En el corazón del siglo XVI, cuando las ansias de gloria y riqueza empujaban a los hombres a cruzar océanos, un hidalgo extremeño llamado Hernán Cortés cambiaría el destino de un continente. Con apenas seiscientos hombres, y el apoyo invaluable de pueblos que ansiaban romper las cadenas del dominio azteca, emprendió una de las gestas más memorables —y controvertidas— de la historia: la conquista de Tenochtitlán.
Cortés no era un improvisado. Curtido en las islas del Caribe, había servido como secretario del gobernador Diego Velázquez en Cuba. Fue este quien, en 1518, le encomendó una expedición que debía limitarse a la exploración. Pero Cortés, movido por ambición y visión, la convirtió en empresa de conquista. Zarpó hacia tierras desconocidas, desobedeciendo a su superior y confiando en su propio juicio.
En abril de 1519, sus naves tocaron las costas de lo que hoy es Veracruz. Allí comenzó una odisea marcada por alianzas, batallas y traiciones. Pronto se reveló la clave del éxito: sumar aliados indígenas.
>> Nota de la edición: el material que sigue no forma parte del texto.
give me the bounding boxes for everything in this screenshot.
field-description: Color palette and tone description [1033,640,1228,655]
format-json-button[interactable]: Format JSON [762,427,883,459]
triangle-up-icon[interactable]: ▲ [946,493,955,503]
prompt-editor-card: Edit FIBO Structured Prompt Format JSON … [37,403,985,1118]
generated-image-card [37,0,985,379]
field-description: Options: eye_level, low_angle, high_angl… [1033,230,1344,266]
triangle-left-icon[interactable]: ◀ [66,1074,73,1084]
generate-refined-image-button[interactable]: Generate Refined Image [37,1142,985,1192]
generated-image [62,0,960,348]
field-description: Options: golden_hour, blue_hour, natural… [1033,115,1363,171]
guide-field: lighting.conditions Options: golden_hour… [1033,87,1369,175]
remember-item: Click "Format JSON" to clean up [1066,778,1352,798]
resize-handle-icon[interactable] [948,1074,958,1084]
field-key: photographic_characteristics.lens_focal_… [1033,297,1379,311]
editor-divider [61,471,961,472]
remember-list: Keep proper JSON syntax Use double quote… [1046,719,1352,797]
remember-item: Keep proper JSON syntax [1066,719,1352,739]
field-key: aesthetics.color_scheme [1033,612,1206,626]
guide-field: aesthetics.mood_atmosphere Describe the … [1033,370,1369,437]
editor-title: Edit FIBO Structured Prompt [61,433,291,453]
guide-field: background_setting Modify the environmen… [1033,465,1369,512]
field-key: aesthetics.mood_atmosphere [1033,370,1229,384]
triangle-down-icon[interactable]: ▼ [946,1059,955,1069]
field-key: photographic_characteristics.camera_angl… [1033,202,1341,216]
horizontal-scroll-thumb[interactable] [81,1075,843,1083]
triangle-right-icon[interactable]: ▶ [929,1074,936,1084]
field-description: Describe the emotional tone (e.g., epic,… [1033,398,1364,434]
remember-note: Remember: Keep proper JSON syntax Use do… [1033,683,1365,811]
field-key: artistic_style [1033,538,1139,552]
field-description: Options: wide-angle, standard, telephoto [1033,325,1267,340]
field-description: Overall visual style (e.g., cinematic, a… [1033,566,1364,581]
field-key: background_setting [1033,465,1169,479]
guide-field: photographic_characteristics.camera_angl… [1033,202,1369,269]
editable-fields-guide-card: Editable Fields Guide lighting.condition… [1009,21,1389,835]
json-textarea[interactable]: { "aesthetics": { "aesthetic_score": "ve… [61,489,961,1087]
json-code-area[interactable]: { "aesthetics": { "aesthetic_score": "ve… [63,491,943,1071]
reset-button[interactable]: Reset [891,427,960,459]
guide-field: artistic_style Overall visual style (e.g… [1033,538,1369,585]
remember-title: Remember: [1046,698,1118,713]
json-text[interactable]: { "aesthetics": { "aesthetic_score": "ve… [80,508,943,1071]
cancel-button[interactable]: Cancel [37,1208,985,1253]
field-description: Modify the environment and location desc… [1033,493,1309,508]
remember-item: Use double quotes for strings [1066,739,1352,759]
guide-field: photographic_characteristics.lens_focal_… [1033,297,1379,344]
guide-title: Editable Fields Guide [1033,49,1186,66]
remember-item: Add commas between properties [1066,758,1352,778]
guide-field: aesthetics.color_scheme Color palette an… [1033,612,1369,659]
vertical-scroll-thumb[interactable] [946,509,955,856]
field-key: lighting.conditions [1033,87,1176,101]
El primero fue el señorío de Cempoala, seguido de los aguerridos tlaxcaltecas, eternos enemigos de los mexicas. Fue también entonces cuando surgió una figura central en esta historia: Malinche, mujer sabia, políglota, y enlace vital entre dos mundos. Ella fue intérprete, consejera y madre de Martín, hijo mestizo de Cortés y símbolo del nuevo mundo que nacía en medio del fuego y la palabra.
Los españoles avanzaron por tierras hostiles, enfrentando a pueblos como los cholultecas, que intentaron emboscarlos, y que por ello vieron sus calles arder. La guerra no era solo entre conquistadores y conquistados, sino entre viejos enemigos que vieron en los recién llegados una oportunidad de revancha.
En noviembre de 1519, el gran Moctezuma abrió las puertas de su capital, Tenochtitlán, a los forasteros. Cortés, astuto, convirtió su hospitalidad en prisión. El emperador fue tomado como rehén en su propio palacio. Pero la calma fue breve. En ausencia de Cortés, Pedro de Alvarado ordenó una matanza en el Templo Mayor, encendiendo la rebelión. Moctezuma murió apedreado por su propio pueblo y los españoles huyeron bajo el amparo de la noche, en una tragedia conocida como “La Noche Triste”.
Pero la historia no terminó ahí. Cortés reorganizó sus fuerzas, ganó en Otumba, y regresó con determinación. El asedio final comenzó en abril de 1521. Durante tres largos meses, la capital azteca resistió entre el hambre, la enfermedad y el abandono. La viruela, llegada con los europeos, fue el aliado invisible que debilitó la defensa. El 13 de agosto, Cuauhtémoc, último tlatoani, cayó prisionero. Tenochtitlán se rindió, destruida y vencida.
La victoria no fue solo militar. Fue también política, espiritual y simbólica. La Corona española, inquieta ante el poder de los conquistadores, estableció nuevas leyes y fundó el Virreinato de la Nueva España. Se prohibieron las encomiendas hereditarias, se fundaron instituciones y se promovió la evangelización como nueva forma de dominio. Pueblos como los purépechas se rindieron no ante la espada, sino ante la cruz.
Y, sin embargo, los antiguos aliados indígenas no fueron meros espectadores. Algunos, como los tlaxcaltecas, continuaron conquistando junto a los españoles y obtuvieron privilegios. Otros, como los habitantes de Teloloapan, levantaron la voz contra los abusos coloniales, como se ve en códices que aún relatan sus agravios.
La caída de Tenochtitlán no fue el fin, sino el principio de un nuevo orden, de una mezcla forzada de mundos, de una América que cambiaría para siempre, no sin dolor, ni sangre, ni memoria.